Taleb, a principal at Universa Investments LP whose 2007 bestselling book argued that history is littered with rare events that can't be predicted by trends, also said he would rather hold euros than dollars, even as the region's sovereign- debt crisis persists. "Euros have Germany, the dollar has nothing," he said at a conference in Moscow.
Taleb made similar comments at the same forum last year, saying "every single human being" should bet Treasuries will decline because of the policies of Federal Reserve Chairman Ben Bernanke and President Barack Obama. Bernanke has pledged to inject dollars into the U.S. financial system and cut borrowing costs by buying $2.3 trillion of Treasuries and other assets, a tactic known as quantitative easing.
"As skeptical as I am about Europe, I prefer it by far to the United States," said Taleb at the conference, hosted by Troika Dialog, Russia's oldest investment bank.
The U.S. is just like Greece, only without the International Monetary Fund to enforce discipline, Taleb said today. Greece came close to defaulting on its sovereign debt last year before receiving a bailout from the European Union.
"We have a very dire situation in the United States, and every day that goes by it gets worse," Taleb said. "Every day that goes by, we're spending money. We're increasing that cumulative debt."
Treasury Yields Climb
Benchmark 10-year Treasury yields rose one basis point to 3.49% by 12:39 p.m. in London, the highest since Dec. 15. The U.S. government has said it would sell $72 billion of notes and bonds next week.
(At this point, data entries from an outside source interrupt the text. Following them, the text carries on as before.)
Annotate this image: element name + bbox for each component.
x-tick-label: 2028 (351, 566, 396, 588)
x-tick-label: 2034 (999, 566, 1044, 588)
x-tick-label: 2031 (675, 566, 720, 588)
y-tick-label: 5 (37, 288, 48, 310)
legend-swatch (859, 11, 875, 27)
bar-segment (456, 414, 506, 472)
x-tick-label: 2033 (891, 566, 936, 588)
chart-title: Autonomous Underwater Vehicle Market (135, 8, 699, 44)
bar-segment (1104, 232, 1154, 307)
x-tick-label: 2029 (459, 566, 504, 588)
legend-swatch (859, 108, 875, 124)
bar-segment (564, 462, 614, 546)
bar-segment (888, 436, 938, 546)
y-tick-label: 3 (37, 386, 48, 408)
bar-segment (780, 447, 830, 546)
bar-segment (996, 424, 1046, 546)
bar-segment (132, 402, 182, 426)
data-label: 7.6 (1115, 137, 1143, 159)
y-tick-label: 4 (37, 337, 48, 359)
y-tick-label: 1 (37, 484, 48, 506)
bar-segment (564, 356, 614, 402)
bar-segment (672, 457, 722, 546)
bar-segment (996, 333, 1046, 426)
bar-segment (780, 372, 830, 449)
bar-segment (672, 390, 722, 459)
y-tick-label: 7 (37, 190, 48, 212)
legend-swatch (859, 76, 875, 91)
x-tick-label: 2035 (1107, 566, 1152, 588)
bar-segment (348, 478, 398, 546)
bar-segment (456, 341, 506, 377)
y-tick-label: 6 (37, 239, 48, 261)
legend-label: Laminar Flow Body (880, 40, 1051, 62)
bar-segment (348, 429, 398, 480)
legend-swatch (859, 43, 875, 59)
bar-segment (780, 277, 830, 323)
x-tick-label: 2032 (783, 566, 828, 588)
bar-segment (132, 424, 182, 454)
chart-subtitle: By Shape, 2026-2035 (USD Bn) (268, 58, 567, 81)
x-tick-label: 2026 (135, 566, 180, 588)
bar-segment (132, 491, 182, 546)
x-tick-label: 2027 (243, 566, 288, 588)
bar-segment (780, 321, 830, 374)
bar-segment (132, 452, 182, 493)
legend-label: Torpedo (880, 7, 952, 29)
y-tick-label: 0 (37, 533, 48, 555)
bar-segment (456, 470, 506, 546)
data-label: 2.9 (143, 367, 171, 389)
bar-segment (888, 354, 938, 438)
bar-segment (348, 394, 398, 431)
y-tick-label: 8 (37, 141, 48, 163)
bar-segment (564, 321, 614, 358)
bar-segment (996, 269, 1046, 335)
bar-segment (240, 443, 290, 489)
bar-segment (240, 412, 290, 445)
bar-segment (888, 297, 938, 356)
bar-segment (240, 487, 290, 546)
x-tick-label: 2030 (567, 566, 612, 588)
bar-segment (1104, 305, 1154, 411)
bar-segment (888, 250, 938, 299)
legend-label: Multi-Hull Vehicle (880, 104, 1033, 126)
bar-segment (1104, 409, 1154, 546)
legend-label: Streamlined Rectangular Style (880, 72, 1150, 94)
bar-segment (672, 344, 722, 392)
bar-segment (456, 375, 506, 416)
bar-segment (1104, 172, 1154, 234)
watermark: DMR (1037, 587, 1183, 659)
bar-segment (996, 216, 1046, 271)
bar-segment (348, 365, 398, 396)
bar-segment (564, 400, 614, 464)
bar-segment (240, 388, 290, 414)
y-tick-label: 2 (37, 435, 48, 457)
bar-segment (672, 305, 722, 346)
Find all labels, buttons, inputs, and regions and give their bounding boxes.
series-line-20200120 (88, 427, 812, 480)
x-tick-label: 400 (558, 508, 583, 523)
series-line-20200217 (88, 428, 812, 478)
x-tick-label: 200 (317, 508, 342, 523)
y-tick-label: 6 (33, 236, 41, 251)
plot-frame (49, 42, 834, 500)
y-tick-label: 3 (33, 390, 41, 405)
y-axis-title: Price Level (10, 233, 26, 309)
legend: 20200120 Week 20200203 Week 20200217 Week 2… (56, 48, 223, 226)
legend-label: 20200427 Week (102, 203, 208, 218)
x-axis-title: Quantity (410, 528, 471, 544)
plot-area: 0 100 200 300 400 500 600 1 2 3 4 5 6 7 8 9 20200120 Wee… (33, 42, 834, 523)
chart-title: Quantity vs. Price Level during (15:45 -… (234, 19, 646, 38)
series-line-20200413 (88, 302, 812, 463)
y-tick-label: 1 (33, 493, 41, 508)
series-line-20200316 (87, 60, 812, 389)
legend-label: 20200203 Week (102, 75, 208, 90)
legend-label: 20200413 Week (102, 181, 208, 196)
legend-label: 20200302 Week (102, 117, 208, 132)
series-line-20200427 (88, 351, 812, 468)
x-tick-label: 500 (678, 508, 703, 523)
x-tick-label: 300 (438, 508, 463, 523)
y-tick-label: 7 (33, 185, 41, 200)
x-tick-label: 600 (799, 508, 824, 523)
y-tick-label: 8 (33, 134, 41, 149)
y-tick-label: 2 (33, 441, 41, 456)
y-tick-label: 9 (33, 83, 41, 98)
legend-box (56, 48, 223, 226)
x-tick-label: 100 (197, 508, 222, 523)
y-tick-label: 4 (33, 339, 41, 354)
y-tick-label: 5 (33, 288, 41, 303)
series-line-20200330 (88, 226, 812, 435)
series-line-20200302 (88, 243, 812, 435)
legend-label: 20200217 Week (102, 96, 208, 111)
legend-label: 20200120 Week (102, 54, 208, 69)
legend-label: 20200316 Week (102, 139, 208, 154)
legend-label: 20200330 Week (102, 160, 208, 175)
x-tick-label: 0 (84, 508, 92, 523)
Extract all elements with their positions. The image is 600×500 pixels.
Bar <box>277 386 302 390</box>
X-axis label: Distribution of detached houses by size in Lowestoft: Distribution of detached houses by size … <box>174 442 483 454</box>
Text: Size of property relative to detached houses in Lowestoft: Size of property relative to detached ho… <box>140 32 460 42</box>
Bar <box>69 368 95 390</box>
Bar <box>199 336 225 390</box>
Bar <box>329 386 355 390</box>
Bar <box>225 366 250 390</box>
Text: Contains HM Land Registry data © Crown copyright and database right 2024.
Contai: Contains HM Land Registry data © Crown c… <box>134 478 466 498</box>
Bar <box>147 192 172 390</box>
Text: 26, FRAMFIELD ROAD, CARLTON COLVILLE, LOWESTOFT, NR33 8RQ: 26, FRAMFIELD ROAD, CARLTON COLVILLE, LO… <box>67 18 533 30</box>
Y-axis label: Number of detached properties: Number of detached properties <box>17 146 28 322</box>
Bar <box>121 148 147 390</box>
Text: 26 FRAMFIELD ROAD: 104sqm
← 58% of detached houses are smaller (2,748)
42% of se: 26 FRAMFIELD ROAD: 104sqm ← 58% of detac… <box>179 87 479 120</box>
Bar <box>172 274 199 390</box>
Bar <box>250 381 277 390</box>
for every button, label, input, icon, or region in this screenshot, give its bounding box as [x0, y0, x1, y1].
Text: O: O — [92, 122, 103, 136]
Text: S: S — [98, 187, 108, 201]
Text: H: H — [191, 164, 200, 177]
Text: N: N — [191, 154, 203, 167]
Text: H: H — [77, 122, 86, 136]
Yields have climbed since the announcement of the second phase of the Fed's bond-buying program on Nov. 3. The return on the 10-year note has risen 0.92 percentage point, or 92 basis points, according to Bloomberg generic data, while the yield on two-year Treasuries has more than doubled, adding 35 basis points to 0.68% over the same period.
The dollar climbed against 10 of the 16 other major currencies tracked by Bloomberg today, including the euro and the New Zealand dollar, amid speculation reports this week will point to an acceleration in U.S. economic growth.